1. Differentiated our target.
2. Factored out ##-1/5##.
3. Substituted ##x/5## for ##u##.

Now, we just reverse what we did, starting from the power series itself.

1. Substitute ##u = x/5##.
2. Multiply by ##-1/5##.
3. Integrate the result.

Since ##int “function”= int”power series of that function”##, we can do this:

##1/(1-x/5) = 1 + x/5 + x^2/25 + x^3/125 + …##

##-1/5*1/(1-x/5) = -1/5 – x/25 – x^2/125 – x^3/625 – …##

##int -1/5*1/(1-x/5)dx = ln(5-x)##

##= int -1/5 – x/25 – x^2/125 – x^3/625 – …dx##

##= mathbf(C) – x/5 – x^2/50 – x^3/375 – x^4/2500 – …##

Notice how we still have to figure out the constant ##C## because we performed the indefinite integral. ##C## is the term for ##n = 0##.

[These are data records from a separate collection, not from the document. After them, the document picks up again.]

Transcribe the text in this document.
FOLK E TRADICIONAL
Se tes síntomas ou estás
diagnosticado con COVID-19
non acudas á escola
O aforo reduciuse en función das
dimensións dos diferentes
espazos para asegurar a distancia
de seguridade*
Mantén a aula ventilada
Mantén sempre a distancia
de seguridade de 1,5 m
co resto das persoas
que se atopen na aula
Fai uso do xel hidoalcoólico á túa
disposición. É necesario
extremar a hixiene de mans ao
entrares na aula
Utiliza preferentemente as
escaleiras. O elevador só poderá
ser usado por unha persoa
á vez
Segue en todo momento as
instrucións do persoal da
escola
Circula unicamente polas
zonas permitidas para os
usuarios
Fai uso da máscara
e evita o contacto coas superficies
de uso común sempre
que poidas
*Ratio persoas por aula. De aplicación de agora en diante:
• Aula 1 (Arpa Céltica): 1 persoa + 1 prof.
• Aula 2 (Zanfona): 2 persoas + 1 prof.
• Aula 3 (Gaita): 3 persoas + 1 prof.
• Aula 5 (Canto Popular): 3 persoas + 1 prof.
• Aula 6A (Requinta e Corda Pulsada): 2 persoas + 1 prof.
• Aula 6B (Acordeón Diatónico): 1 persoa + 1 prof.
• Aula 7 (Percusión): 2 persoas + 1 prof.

For a regular power series derived from ##1/(1-x)##, we write

##sum_(n=0)^N (x-0)^n = 1/(1-x)##. where the power series is centered around ##a = 0## since it’s really the Maclaurin series (meaning, the Taylor series centered around ##a = 0##).

We know that the constant must not contain an ##x## term (because ##x## is a variable). The constant cannot be ##lnx##, so the constant ##C## is ##color(green)(ln(5))##. So, we get:

##color(blue)(ln(5-x) = ln(5) – x/5 – x^2/50 – x^3/375 – x^4/2500 – …)##

And then finally, for the radius of convergence, it is ##|x| < 5## because ##ln(5-x)## approaches ##-oo## as ##x->5##. We know that the power series must already converge upon ##ln(5-x)## wherever the function exists because it was constructed for the function.